早稲田①、慶應普通部、早稲田実業がいずれも減少しており、付属校敬遠の動きは2014年度入試でも続きそうだ。逆に言えばねらい目になる。 - 2月2日 この日も付属校はねらい目になりそう
この日も明治系、法政系、中央系、慶応湘南藤沢、立教池袋①、学習院①が入試を構えている。青山学院が3日に移った分、他の付属校の志望者が増えてよさそうだが、増えているのは立教池袋①と法政第二①だけ。2日も付属校はねらい目になりそうだ。 - 2月3日 公立中高一貫校は都内と3県で差が
東京の公立中高一貫校は志望者が増えているが、他は神奈川の3校を含め減少気味。来年開校する川崎市立高校附属もまだ志望者は多くない。
<女子>
- 1月中 千葉の減少傾向に歯止めがかかる
淑徳与野①、江戸川取手①、栄東(東大Ⅰ)が2年連続して志望者が増えている。栄東(東大Ⅰ)は男子でも2年連続。1月入試は最近は埼玉の受験者数が増加傾向で千葉が減少傾向にあるが、2014年度入試では千葉が盛り返しそう。 - 2月1日 神奈川の受験生は地元がねらい目
横浜女子御三家は、フェリス女学院、横浜共立学園A、横浜雙葉の3校もと減少。交通機関の発達で上位生が神奈川から東京へ抜けている可能性がある。神奈川生にとっては地元がねらい目になりそうだ。2013年度入試で女子校でもっとも受験者が増えたのが山脇学園だが、2014年度入試でもさらに増えそうだ。 - 2月2日 大きな変化のある学校が注目を集めている
2月2日が日曜に当たることから午後入試に移した恵泉女学園②、2013年度入試から午後にした東京女学館一般②が大人気。これまで3日に行っていたものを前倒しした品川女子学院②も志納者増。大きな変化は注目を集めやすい。 - 2月3日 付属色の強い学校が人気
この日の特徴は、青山学院、中大附属横浜③、慶應中等部、日本女子大附②、昭和女子大附Cと、付属色の強い学校が志望者を増やしていること。男子では見られない現象だ。

受験に成功するかどうかは、「その学校に入りたいという気持ちがどれだけ強いか」にかかっています。自分が本当にその学校に行きたくなれば勉強に対する姿勢が変わってくるのです。
本人の中に「その学校に行きたい」という気持ちをどう作るかが、親の腕の見せ所。偏差値表を見せて「こっちのほうが高いわよ」、大学合格実績を比較して「こっちのほうが難関大学に進めそうよ」-そうしたやり方をしているご家庭もあると思います。が、こうしたやり方は、純粋な子どもたちは共感しません、むしろ反発する可能性があります。

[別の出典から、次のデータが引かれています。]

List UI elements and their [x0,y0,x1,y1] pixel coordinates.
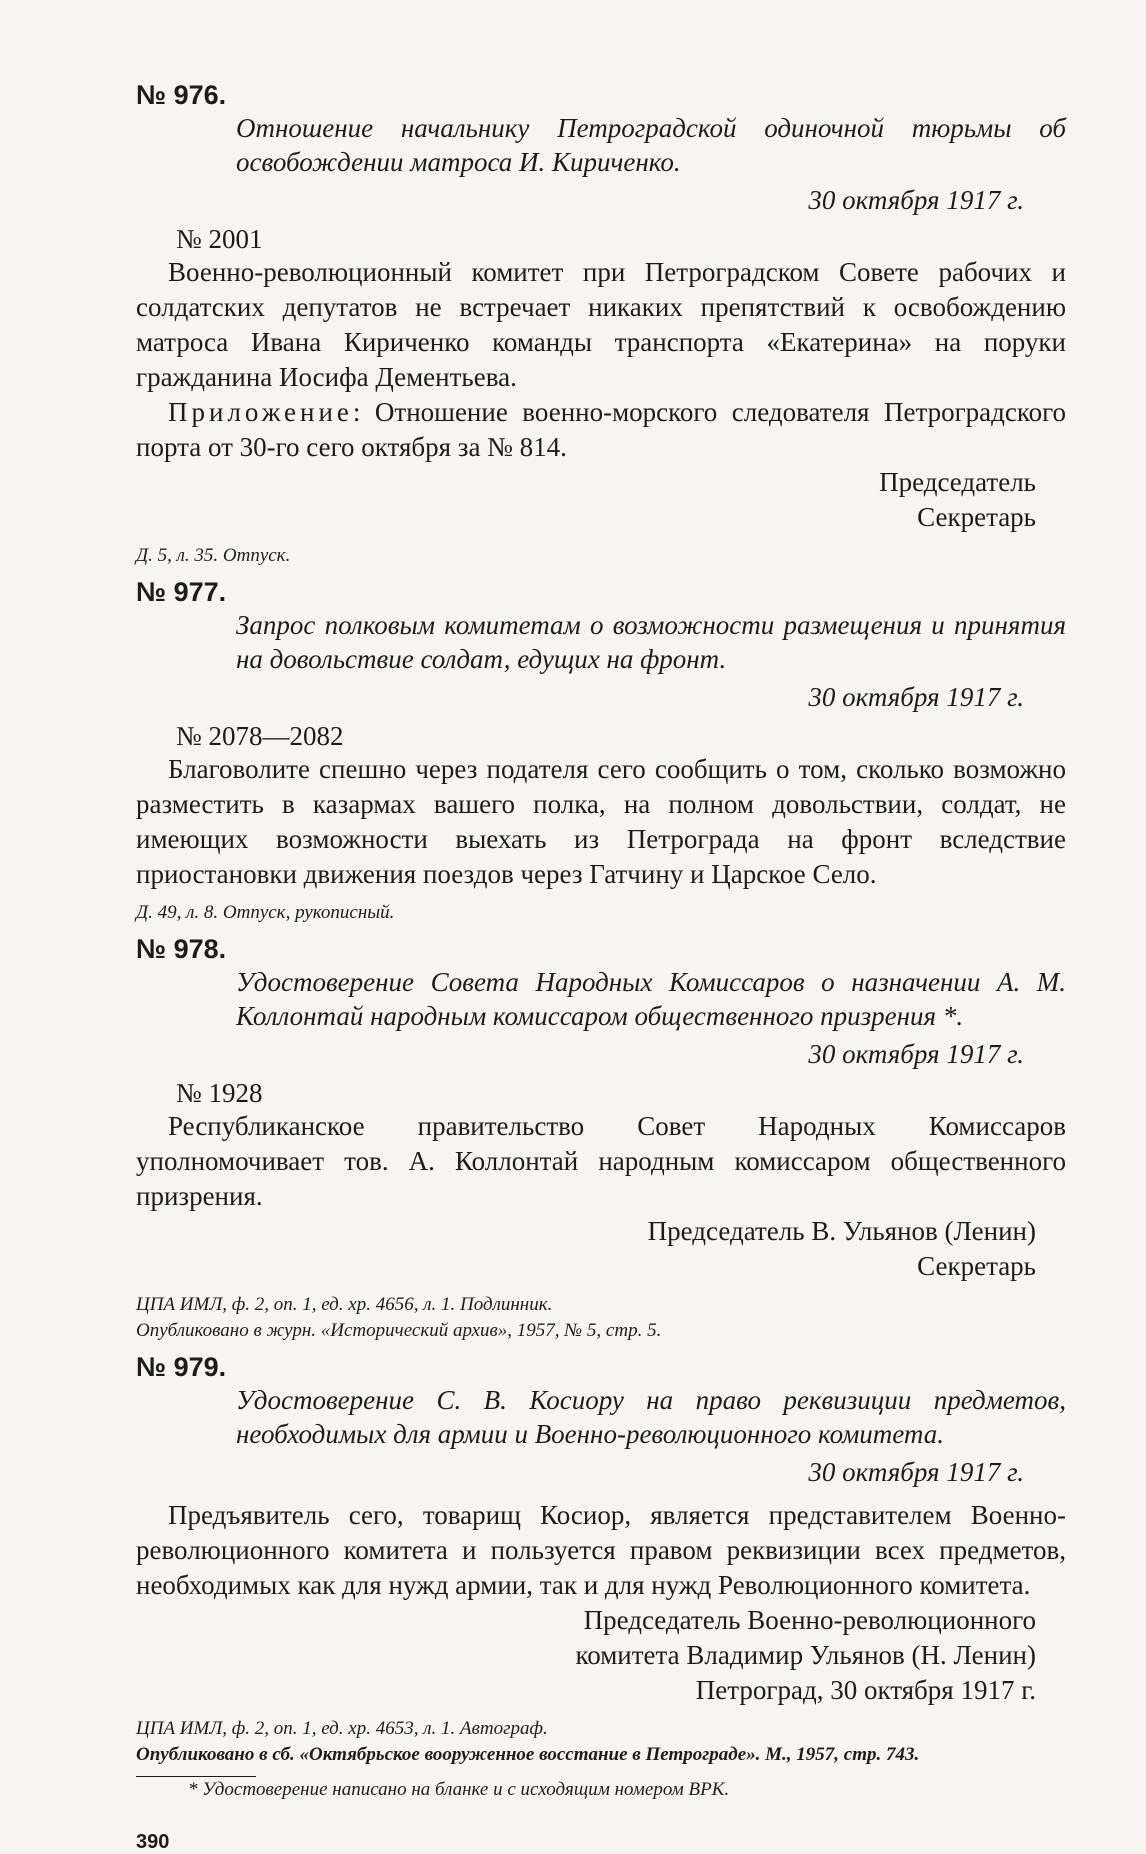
attachment-note [136,395,1066,465]
document-date: 30 октября 1917 г. [808,185,1024,215]
document-date: 30 октября 1917 г. [808,682,1024,712]
document-title: Удостоверение С. В. Косиору на право реквизиции предметов, необходимых для армии и Военно-революционного комитета. [236,1385,1066,1449]
footnote: * Удостоверение написано на бланке и с исходящим номером ВРК. [188,1779,730,1800]
document-number: № 979. [136,1352,227,1382]
document-body: Благоволите спешно через подателя сего сообщить о том, сколько возможно разместить в казармах вашего полка, на полном довольствии, солдат, не имеющих возможности выехать из Петрограда на фронт вследствие приостановки движения поездов через Гатчину и Царское Село. [136,754,1066,889]
outgoing-number: № 2001 [176,224,263,254]
document-body: Республиканское правительство Совет Народных Комиссаров уполномочивает тов. А. Коллонтай народным комиссаром общественного призрения. [136,1111,1066,1211]
signature-line-2: комитета Владимир Ульянов (Н. Ленин) [575,1640,1036,1670]
document-number: № 978. [136,934,227,964]
document-977 [136,577,1066,926]
page-number: 390 [136,1831,170,1853]
archival-source: Д. 49, л. 8. Отпуск, рукописный. [136,902,395,923]
attachment-text: : Отношение военно-морского следователя Петроградского порта от 30-го сего октября за № 814. [136,397,1066,462]
document-body: Военно-революционный комитет при Петроградском Совете рабочих и солдатских депутатов не встречает никаких препятствий к освобождению матроса Ивана Кириченко команды транспорта «Екатерина» на поруки гражданина Иосифа Дементьева. [136,257,1066,392]
signature-chairman: Председатель [879,467,1036,497]
outgoing-number: № 2078—2082 [176,721,344,751]
document-976 [136,80,1066,569]
signature-chairman: Председатель В. Ульянов (Ленин) [647,1216,1036,1246]
archival-source: Д. 5, л. 35. Отпуск. [136,545,291,566]
document-body: Предъявитель сего, товарищ Косиор, является представителем Военно-революционного комитета и пользуется правом реквизиции всех предметов, необходимых как для нужд армии, так и для нужд Революционного комитета. [136,1500,1066,1600]
document-number: № 976. [136,80,227,110]
document-title: Отношение начальнику Петроградской одиночной тюрьмы об освобождении матроса И. Кириченко. [236,113,1066,177]
document-title: Удостоверение Совета Народных Комиссаров о назначении А. М. Коллонтай народным комиссаром общественного призрения *. [236,967,1066,1031]
outgoing-number: № 1928 [176,1078,263,1108]
publication-source: Опубликовано в сб. «Октябрьское вооруженное восстание в Петрограде». М., 1957, стр. 743. [136,1744,920,1765]
archival-source: ЦПА ИМЛ, ф. 2, оп. 1, ед. хр. 4653, л. 1. Автограф. [136,1718,548,1739]
document-title: Запрос полковым комитетам о возможности размещения и принятия на довольствие солдат, едущих на фронт. [236,610,1066,674]
document-date: 30 октября 1917 г. [808,1457,1024,1487]
archival-source: ЦПА ИМЛ, ф. 2, оп. 1, ед. хр. 4656, л. 1. Подлинник. [136,1294,553,1315]
signature-line-3: Петроград, 30 октября 1917 г. [695,1675,1036,1705]
signature-line-1: Председатель Военно-революционного [583,1605,1036,1635]
publication-source: Опубликовано в журн. «Исторический архив», 1957, № 5, стр. 5. [136,1320,662,1341]
signature-secretary: Секретарь [917,1251,1036,1281]
attachment-label: Приложение [168,397,353,427]
footnote-divider [136,1776,256,1777]
document-date: 30 октября 1917 г. [808,1039,1024,1069]
document-978 [136,934,1066,1344]
document-979 [136,1352,1066,1768]
document-number: № 977. [136,577,227,607]
signature-secretary: Секретарь [917,502,1036,532]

それよりもその学校が持っている優れた教育上の工夫、生徒への温かなアプローチ、生き生きしている在校生の姿……そうしたもののほうが子どもは学校にいい印象を持つものです。それには親自身がそうしたものに気づく目を持たなければなりません。「偏差値」や「大学合格実績」といった数字は誰だって判断できる材料です。せっかく受験にコミットしているのですから、少しは「プロ」として腕を振るってみてはどうでしょう。自分自身の目で各学校の良さを発見してください。
それを基に、複数の中から子どもに選択させるようにもっていくようにしてはどうでしょうか。つまり候補となる学校は親が選ぶが、最終的な受験校は子どもが自分で決めたというかたちをとるのです。
どんなところに進んでも、入学後必ず不本意なことに出会います。そのときそれを乗り越えられるのは、自分が選んだ学校だからです。自分で選んだのであれば、自分の責任。他に転嫁することはできないから、なんとなくがんばれるものです。親に強制された学校ではそうはいかないことがよくあることを知っていただきたいと思います。